建物の中に置かれた調度品の内で、気になるものがある。あの、足を乗せるために両脇に突き出た部分がある、産婦人科に備え付けてある診察台である。この寝にくい診察台の上で桐生は寝る。それが、何を意味するか。恐らくは、自分を産んだ母への想いであろうか。なぜなら、桐生は、両親に、物心が着くか着かないうちに「捨てられた」からである。
想像するに、父親が桐生家に婿として入ったのではないだろうか。父親は、その内に、他に、日活ロマンポルノ女優風祭ゆきが扮する愛人を作り、桐生家を出ていく。桐生家の娘であった母親は、そのことに耐えられずに衝撃的に自殺して、薫を「見捨てる」。それが、薫にはトラウマになっているのである。
こうした、心に傷を負った薫を慰めてくれたのが、ひょっとして、Isaac AsimovのSF小説であったのかもしれない。建物の中を検分するように見渡すカメラは、ある、古びた本を映し出す。『われはロボット』という題名である。翻訳者は、小尾芙佐(おび ふさ)である。

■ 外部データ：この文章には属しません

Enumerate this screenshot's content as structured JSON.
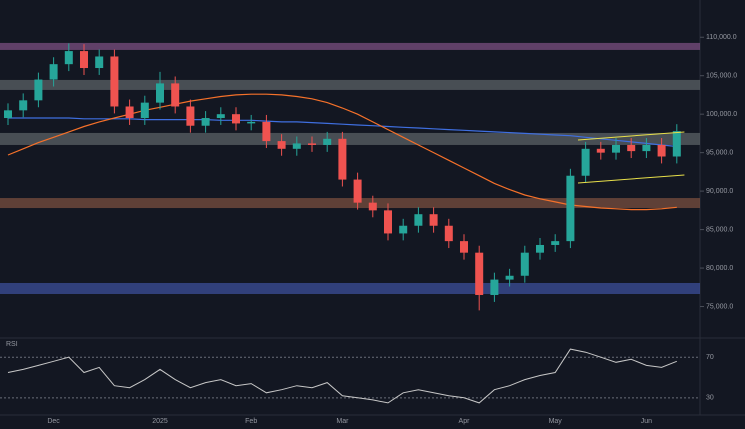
{
  "chart_data": {
    "type": "candlestick",
    "categories": [
      null,
      null,
      null,
      "Dec",
      null,
      null,
      null,
      null,
      null,
      null,
      "2025",
      null,
      null,
      null,
      null,
      null,
      "Feb",
      null,
      null,
      null,
      null,
      null,
      "Mar",
      null,
      null,
      null,
      null,
      null,
      null,
      null,
      "Apr",
      null,
      null,
      null,
      null,
      null,
      "May",
      null,
      null,
      null,
      null,
      null,
      "Jun",
      null,
      null
    ],
    "open": [
      99500,
      100500,
      101800,
      104500,
      106500,
      108200,
      106000,
      107500,
      101000,
      99500,
      101500,
      104000,
      101000,
      98500,
      99500,
      100000,
      98800,
      99000,
      96500,
      95500,
      96200,
      96000,
      96800,
      91500,
      88500,
      87500,
      84500,
      85500,
      87000,
      85500,
      83500,
      82000,
      76500,
      78500,
      79000,
      82000,
      83000,
      83500,
      92000,
      95500,
      95000,
      96000,
      95200,
      96000,
      94500
    ],
    "high": [
      101400,
      102700,
      105400,
      107400,
      109200,
      109100,
      108400,
      108400,
      101900,
      102400,
      105500,
      104900,
      101900,
      100400,
      100900,
      100900,
      99900,
      99900,
      97400,
      97100,
      97100,
      97700,
      97700,
      92400,
      89400,
      88400,
      86400,
      87900,
      87900,
      86400,
      84400,
      82900,
      79400,
      79900,
      82900,
      83900,
      84400,
      92900,
      96400,
      96400,
      96900,
      96900,
      96900,
      96900,
      98700
    ],
    "low": [
      98600,
      99600,
      100900,
      103600,
      105600,
      105100,
      105100,
      100100,
      98600,
      98600,
      100600,
      100100,
      97600,
      97600,
      98600,
      97900,
      97900,
      95600,
      94600,
      94600,
      95100,
      95100,
      90600,
      87600,
      86600,
      83600,
      83600,
      84600,
      84600,
      82600,
      81100,
      74500,
      75600,
      77600,
      78100,
      81100,
      82100,
      82600,
      91100,
      94100,
      94100,
      94300,
      94300,
      93600,
      93600
    ],
    "close": [
      100500,
      101800,
      104500,
      106500,
      108200,
      106000,
      107500,
      101000,
      99500,
      101500,
      104000,
      101000,
      98500,
      99500,
      100000,
      98800,
      99000,
      96500,
      95500,
      96200,
      96000,
      96800,
      91500,
      88500,
      87500,
      84500,
      85500,
      87000,
      85500,
      83500,
      82000,
      76500,
      78500,
      79000,
      82000,
      83000,
      83500,
      92000,
      95500,
      95000,
      96000,
      95200,
      96000,
      94500,
      97800
    ],
    "colors": {
      "up": "#26a69a",
      "down": "#ef5350"
    },
    "ylim": [
      71300,
      113800
    ],
    "yticks": [
      {
        "value": 75000,
        "label": "75,000.0"
      },
      {
        "value": 80000,
        "label": "80,000.0"
      },
      {
        "value": 85000,
        "label": "85,000.0"
      },
      {
        "value": 90000,
        "label": "90,000.0"
      },
      {
        "value": 95000,
        "label": "95,000.0"
      },
      {
        "value": 100000,
        "label": "100,000.0"
      },
      {
        "value": 105000,
        "label": "105,000.0"
      },
      {
        "value": 110000,
        "label": "110,000.0"
      }
    ],
    "overlays": [
      {
        "color": "#3f6fe0",
        "values": [
          99500,
          99500,
          99500,
          99500,
          99500,
          99400,
          99400,
          99400,
          99400,
          99300,
          99300,
          99300,
          99300,
          99300,
          99200,
          99200,
          99200,
          99100,
          99000,
          99000,
          98900,
          98800,
          98700,
          98600,
          98500,
          98400,
          98300,
          98200,
          98100,
          98000,
          97900,
          97800,
          97700,
          97600,
          97500,
          97400,
          97300,
          97200,
          97000,
          96800,
          96600,
          96400,
          96200,
          96000,
          95800
        ]
      },
      {
        "color": "#f5712a",
        "values": [
          94700,
          95500,
          96300,
          97000,
          97700,
          98400,
          99000,
          99500,
          100000,
          100500,
          100900,
          101300,
          101700,
          102000,
          102300,
          102500,
          102600,
          102600,
          102500,
          102300,
          102000,
          101500,
          100800,
          100000,
          99000,
          98000,
          97000,
          96000,
          95000,
          94000,
          93000,
          92000,
          91000,
          90200,
          89500,
          89000,
          88600,
          88200,
          88000,
          87800,
          87700,
          87600,
          87600,
          87700,
          87900
        ]
      }
    ],
    "zones": [
      {
        "range": [
          108350,
          109260
        ],
        "color": "#7b4f80"
      },
      {
        "range": [
          103150,
          104450
        ],
        "color": "#5b6166"
      },
      {
        "range": [
          96000,
          97560
        ],
        "color": "#5b6166"
      },
      {
        "range": [
          87800,
          89100
        ],
        "color": "#7a4f3f"
      },
      {
        "range": [
          76630,
          78060
        ],
        "color": "#3c4f9a"
      }
    ],
    "channel": [
      {
        "x": [
          37.5,
          44.5
        ],
        "values": [
          96650,
          97690
        ],
        "color": "#e8e04a"
      },
      {
        "x": [
          37.5,
          44.5
        ],
        "values": [
          91060,
          92100
        ],
        "color": "#e8e04a"
      }
    ],
    "rsi": {
      "values": [
        55,
        58,
        62,
        66,
        70,
        55,
        60,
        42,
        40,
        48,
        58,
        48,
        40,
        45,
        48,
        42,
        44,
        35,
        38,
        42,
        40,
        45,
        32,
        30,
        28,
        25,
        35,
        38,
        35,
        32,
        30,
        25,
        38,
        42,
        48,
        52,
        55,
        78,
        75,
        70,
        65,
        68,
        62,
        60,
        66
      ],
      "ylim": [
        20,
        85
      ],
      "levels": [
        70,
        30
      ],
      "color": "#c8c8c8",
      "label": "RSI"
    }
  }
}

『われはロボット』とは、I.アシモフが1950年に発表した、初期のロボットものSFの短編集であり、本書において有名なロボット工学三原則が示され、アシモフはロボットSFの第一人者としての地位を確立することになるのであるが、小尾は、早川書房の女性翻訳者として、このアシモフの古典的作品を共同翻訳し、1963年に上梓している。つまり、今(2022年)からほぼ60年前の本である。薫は何歳の時にこの本を読んだのであろうか。
さて、以上を読んで、本作は何と「暗い」ストーリーであろうか、と思われる方がいるかもしれないのであるが、本作には、何とはなしではあるが、ある種のHumorフモールがある。
「異常」とは、常とは異なることである。常とは、普通のことであり、その普通と異なると、そこには、二重の意味での「可笑しみ」が生まれる。可笑しいから、変であり、可笑しいから、笑えるのである。この笑える部分が、滑稽なのであり、脚本も書いている阪本監督は、その可笑しみを、意図してか、或いは意図せずにか、よく出している。
そして、この「可笑しみ」をよく体現しているのが、大阪人俳優豊川 悦司(とよかわ えつし)である。本作で、豊川は、阪本監督と5本以上目の共作となる。1958年に大阪府で生まれた阪本 順治監督は、基本的には脚本も書く監督であり、筆者は、その代表作であるという『大鹿村騒動記』(2011年作)や『北のカナリアたち』(2012年作)などは観ていないが、本作での「滑稽味」は、数ある阪本作品でも独特のものかもしれない。
撮影監督は、儀間眞悟で、阪本監督とは、『団地』(2016年作)他、数本で共作している。一方、美術監督は、「阪本組」の一員と言える原田満生で、彼は、1998年以降、阪本監督の15本の作品で共作しており、阪本監督の『顔』(2000年作)を以って、第55回毎日映画コンクールで、美術賞を、同じく阪本監督の『亡国のイージス』(2005年作)を以って、第29回日本アカデミー賞で、優秀美術賞を受賞している。